Just because the fighter game only has fighters plus stuff like shuttles and small freighters for when convoy raids arrive, the rest of the verse would have bigger ships and fleets.

The Blue Shift verse is wholly owned, no problems with licensing and its totally controlled by mongoose. The style and nature of the ships, bases, platforms, civilian ships and infrastructure and every other aspect is entirely up to Mongoose to decide for themselves.

Just a thought.
 
Sad to read that ACTA is going to end.

I always loved Babylon 5 ACTA despite it's balancing problems and Priority Level system. I still play it on occassion with friends.

Perhaps ACTA could resurface as a standalone like Starmada with rules for custom ships and weapons.
 
Tolwyn said:
Sad to read that ACTA is going to end.

While Mongoose's in-house development of A Call to Arms may be on hiatus, ACtA overall is not done with by any means.

ADB are currently readying "version 1.2" of A Call to Arms: Star Fleet for publication, listing a series of changes to the original version in the just-published Captain's Log #49 - which also includes a preview of the Juggernaut "monster"/faction.

And once that is done, book 2 should hopefully be on the horizon in the not-too-distant future. (And once that is done, there would still be a lot of empires, eras, settings, and technologies to choose from.)
 
Can Mongoose not get royalties by licensing the ACTA ruleset out to other miniatures companies?

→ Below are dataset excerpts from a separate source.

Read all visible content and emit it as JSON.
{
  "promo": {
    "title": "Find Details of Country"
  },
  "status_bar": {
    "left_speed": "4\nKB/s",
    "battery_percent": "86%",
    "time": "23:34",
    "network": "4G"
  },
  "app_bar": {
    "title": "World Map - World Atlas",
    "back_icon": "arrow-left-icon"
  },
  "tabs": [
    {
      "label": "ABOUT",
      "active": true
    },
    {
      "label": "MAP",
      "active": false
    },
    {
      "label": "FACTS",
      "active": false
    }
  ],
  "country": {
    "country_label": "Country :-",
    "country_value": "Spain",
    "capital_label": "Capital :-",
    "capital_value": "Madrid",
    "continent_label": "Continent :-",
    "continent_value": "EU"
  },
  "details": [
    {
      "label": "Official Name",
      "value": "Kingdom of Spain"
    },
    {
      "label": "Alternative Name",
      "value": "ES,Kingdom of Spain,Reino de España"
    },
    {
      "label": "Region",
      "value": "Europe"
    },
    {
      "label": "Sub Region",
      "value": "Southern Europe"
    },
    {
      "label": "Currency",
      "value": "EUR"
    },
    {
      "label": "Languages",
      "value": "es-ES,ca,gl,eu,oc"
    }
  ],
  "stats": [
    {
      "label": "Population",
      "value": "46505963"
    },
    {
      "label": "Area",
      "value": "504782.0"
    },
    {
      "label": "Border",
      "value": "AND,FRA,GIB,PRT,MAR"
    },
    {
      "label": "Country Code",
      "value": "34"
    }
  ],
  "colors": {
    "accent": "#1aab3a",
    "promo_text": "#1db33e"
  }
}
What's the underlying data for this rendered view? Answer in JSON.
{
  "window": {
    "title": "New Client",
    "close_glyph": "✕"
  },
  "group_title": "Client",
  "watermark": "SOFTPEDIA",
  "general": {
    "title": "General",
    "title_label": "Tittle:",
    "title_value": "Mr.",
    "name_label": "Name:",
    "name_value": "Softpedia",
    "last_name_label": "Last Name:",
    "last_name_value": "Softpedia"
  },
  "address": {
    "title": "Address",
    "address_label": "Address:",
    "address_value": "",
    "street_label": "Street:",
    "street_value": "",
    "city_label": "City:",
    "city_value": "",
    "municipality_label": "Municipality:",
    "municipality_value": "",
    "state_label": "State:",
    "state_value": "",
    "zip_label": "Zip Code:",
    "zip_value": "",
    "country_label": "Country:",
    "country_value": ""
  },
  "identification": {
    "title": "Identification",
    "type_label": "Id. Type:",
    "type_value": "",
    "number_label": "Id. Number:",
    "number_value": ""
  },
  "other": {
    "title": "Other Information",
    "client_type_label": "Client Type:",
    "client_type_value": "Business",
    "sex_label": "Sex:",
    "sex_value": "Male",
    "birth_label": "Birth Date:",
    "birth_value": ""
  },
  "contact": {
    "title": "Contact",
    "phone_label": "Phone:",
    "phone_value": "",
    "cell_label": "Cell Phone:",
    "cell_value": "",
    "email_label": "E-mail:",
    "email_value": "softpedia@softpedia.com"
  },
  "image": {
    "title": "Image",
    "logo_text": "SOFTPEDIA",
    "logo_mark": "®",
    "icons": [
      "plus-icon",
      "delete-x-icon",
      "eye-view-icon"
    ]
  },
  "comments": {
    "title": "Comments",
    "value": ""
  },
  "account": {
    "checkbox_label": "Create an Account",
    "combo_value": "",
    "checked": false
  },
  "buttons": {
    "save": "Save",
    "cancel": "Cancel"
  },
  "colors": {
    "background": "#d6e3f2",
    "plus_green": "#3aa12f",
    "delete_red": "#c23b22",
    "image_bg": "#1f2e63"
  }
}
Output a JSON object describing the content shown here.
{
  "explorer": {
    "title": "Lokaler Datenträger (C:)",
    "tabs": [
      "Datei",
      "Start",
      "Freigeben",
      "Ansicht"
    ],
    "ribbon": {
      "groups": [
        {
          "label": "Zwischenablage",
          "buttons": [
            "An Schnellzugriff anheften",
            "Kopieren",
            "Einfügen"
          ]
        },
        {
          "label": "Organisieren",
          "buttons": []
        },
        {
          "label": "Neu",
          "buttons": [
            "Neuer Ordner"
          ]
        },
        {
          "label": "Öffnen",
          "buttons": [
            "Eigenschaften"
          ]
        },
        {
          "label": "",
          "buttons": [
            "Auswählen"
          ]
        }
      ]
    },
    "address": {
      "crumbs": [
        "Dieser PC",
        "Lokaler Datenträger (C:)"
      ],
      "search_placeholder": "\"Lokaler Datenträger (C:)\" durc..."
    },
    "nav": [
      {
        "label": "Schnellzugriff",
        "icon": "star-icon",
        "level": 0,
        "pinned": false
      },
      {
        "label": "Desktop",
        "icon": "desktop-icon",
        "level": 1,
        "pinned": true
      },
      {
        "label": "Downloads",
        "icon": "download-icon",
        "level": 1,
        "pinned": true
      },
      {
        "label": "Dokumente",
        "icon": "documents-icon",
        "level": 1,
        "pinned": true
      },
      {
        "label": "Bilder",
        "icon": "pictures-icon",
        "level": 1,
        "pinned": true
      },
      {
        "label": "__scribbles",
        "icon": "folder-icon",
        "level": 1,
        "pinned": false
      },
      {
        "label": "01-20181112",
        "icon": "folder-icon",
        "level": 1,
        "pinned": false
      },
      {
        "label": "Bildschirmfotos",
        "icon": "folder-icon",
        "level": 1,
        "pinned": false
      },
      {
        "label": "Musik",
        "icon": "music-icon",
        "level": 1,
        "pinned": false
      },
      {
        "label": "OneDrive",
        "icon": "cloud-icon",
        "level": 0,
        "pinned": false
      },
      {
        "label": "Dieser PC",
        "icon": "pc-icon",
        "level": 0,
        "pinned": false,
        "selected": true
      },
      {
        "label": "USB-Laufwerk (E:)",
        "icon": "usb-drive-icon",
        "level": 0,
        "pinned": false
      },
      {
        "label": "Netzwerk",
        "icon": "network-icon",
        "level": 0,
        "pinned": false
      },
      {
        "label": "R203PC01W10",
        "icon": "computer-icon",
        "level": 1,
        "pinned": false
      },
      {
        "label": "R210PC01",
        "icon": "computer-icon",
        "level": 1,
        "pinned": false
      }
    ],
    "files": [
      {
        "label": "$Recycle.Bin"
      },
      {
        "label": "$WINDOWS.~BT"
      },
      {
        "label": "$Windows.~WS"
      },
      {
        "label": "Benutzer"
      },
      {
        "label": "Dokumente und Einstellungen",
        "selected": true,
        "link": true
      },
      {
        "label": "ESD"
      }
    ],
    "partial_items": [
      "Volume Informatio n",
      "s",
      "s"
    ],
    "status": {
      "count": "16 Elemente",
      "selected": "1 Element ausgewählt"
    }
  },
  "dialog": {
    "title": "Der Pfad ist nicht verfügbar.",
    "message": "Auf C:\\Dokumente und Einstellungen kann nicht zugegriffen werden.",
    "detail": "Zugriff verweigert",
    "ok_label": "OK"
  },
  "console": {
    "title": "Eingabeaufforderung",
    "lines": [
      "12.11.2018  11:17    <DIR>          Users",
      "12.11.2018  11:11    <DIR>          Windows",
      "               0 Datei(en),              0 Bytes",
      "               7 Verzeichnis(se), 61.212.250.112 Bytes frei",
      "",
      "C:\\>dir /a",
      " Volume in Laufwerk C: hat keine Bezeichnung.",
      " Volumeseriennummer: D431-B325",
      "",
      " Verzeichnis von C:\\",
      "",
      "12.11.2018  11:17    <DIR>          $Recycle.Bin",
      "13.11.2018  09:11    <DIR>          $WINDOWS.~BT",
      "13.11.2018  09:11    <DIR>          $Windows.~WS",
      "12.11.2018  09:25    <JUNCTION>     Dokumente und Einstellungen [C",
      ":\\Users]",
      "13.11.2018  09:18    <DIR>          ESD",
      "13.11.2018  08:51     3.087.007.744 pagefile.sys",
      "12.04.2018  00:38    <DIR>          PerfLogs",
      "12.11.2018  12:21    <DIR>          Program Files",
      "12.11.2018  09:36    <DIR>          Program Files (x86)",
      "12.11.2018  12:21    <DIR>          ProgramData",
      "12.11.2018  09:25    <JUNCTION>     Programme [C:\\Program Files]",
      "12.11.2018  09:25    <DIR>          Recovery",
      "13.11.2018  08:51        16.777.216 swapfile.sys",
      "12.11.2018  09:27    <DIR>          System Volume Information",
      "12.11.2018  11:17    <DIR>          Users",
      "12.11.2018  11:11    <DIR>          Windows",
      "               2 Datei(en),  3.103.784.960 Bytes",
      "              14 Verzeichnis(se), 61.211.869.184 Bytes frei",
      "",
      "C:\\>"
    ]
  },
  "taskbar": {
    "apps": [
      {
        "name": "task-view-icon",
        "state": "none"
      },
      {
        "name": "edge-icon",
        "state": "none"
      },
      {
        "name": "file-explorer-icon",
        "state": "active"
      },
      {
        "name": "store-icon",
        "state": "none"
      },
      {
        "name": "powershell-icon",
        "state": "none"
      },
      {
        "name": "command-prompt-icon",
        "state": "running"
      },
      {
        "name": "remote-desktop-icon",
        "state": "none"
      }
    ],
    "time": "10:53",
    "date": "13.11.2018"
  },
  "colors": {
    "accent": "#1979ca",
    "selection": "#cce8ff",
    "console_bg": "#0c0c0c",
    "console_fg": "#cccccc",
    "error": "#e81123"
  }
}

For instance, I play a good deal of Corvus Belli's Infinity these days, and that's a setting begging for a space combat game of some sort.
 
The only option that would get me to dish out mega loads of money is B5. I bought my first miniature in August 2000 and I'm still collecting. I've outlasted 3 companies and now I'm scrounging through eBay to continue my collections.
 
Bellicose said:
So since there has been no official word about ACTA in over a year I shouldnt get my hopes up about a new version.

Sadly I think you are right - I did vaguely start putting together what I thought a 3rd edition would look like but the game only survives now as Star Fleet ?
 
I would be curious to see what you had come up with. I was putting together my own thoughts/ house rules/ homebrew ship stats. I really enjoy the game. Right now my 12 year old and I play.